E a loucura? A loucura é a incapacidade de comunicar-se. 

Entre a normalidade e a loucura, que no fundo são a mesma coisa, existe um estado intermediário: chama-se “ser diferente”. E as pessoas estavam cada vez com mais medo de “ser diferentes”. No Japão, depois de ter pensado muito sobre as estatísticas que acabara de ler, me veio a ideia de escrever um livro sobre a minha própria experiencia. Escrevi “Veronika decide morrer” na terceira pessoa, usando o meu ego feminino, porque sabia que a minha experiencia de internação não era o que interessava – mas sim os riscos de ser diferente, e o horror de ser igual. 

Quando terminei, fui falar com meu pai. Depois de passado o período difícil da adolescência e início da minha juventude, meus pais nunca se perdoaram pelo que fizeram. Eu sempre insistia que tampouco tinha sido algo tão sério, e que a prisão (também estive preso três vezes, por razões políticas) tinha me marcado muito mais. Mas meus pais não acreditavam, e viviam se culpando. 
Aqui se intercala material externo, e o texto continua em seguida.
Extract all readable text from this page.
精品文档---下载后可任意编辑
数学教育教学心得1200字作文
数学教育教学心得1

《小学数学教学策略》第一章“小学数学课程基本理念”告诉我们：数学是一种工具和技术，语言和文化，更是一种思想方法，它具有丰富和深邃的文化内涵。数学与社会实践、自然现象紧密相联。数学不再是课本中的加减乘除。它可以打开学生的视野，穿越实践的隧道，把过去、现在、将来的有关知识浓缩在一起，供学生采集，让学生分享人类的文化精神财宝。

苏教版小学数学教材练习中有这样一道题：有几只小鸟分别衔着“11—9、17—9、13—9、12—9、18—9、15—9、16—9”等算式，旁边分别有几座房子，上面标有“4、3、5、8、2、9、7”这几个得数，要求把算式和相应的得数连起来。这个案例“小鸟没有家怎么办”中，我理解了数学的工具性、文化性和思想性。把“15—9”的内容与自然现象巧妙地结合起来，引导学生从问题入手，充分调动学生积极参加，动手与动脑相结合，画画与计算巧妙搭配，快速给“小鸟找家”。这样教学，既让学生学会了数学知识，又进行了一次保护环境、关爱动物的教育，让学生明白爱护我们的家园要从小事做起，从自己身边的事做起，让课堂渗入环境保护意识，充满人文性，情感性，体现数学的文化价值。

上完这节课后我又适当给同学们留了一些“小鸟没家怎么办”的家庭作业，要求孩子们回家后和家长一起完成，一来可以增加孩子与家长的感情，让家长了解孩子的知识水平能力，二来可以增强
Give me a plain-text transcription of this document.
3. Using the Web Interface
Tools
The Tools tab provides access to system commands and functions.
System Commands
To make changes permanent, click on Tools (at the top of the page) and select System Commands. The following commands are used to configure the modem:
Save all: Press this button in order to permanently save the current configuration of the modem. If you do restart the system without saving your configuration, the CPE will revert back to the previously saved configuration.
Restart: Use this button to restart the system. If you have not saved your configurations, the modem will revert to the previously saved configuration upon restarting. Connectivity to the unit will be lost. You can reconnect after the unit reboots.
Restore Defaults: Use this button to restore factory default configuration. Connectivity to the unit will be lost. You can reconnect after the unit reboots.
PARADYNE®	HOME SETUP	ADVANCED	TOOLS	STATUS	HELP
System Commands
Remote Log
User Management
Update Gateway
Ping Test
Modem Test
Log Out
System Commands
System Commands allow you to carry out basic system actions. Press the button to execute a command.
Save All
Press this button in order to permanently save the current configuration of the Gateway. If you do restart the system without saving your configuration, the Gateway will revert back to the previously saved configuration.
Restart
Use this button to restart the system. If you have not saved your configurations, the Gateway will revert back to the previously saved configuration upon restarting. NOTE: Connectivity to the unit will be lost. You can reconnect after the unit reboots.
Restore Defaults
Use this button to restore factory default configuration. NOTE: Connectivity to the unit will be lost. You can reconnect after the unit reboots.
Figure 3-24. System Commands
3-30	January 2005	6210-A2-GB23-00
– Escrevi um livro sobre o asilo mental – disse ao meu pai de 85 anos. – É um livro de ficção, mas em duas páginas eu me colocava como personagem. Isso vai tornar público as minhas internações psiquiátricas. 

Meu pai me olhou nos olhos e disse:

– Tem certeza de que isso não vai te prejudicar?

– Tenho, papai. 

– Então vá adiante. Eu já estava cansado de guardar segredo.

 

Veronika decide morrer saiu em agosto de 1998 no Brasil. Em setembro, eu tinha mais de 1.200 e-mails, cartas, narrando experiencias semelhantes. Em outubro, alguns dos temas tocados no livro – depressão, síndrome do pânico, suicídio – foram discutidos num seminário com repercussão nacional.  Em 22 de Janeiro de 1999, o Senador Eduardo Suplicy, lendo em plenário trechos do meu livro, conseguiu aprovar uma lei que já transitava há dez anos no Congresso Brasileiro, proibindo as internações arbitrárias.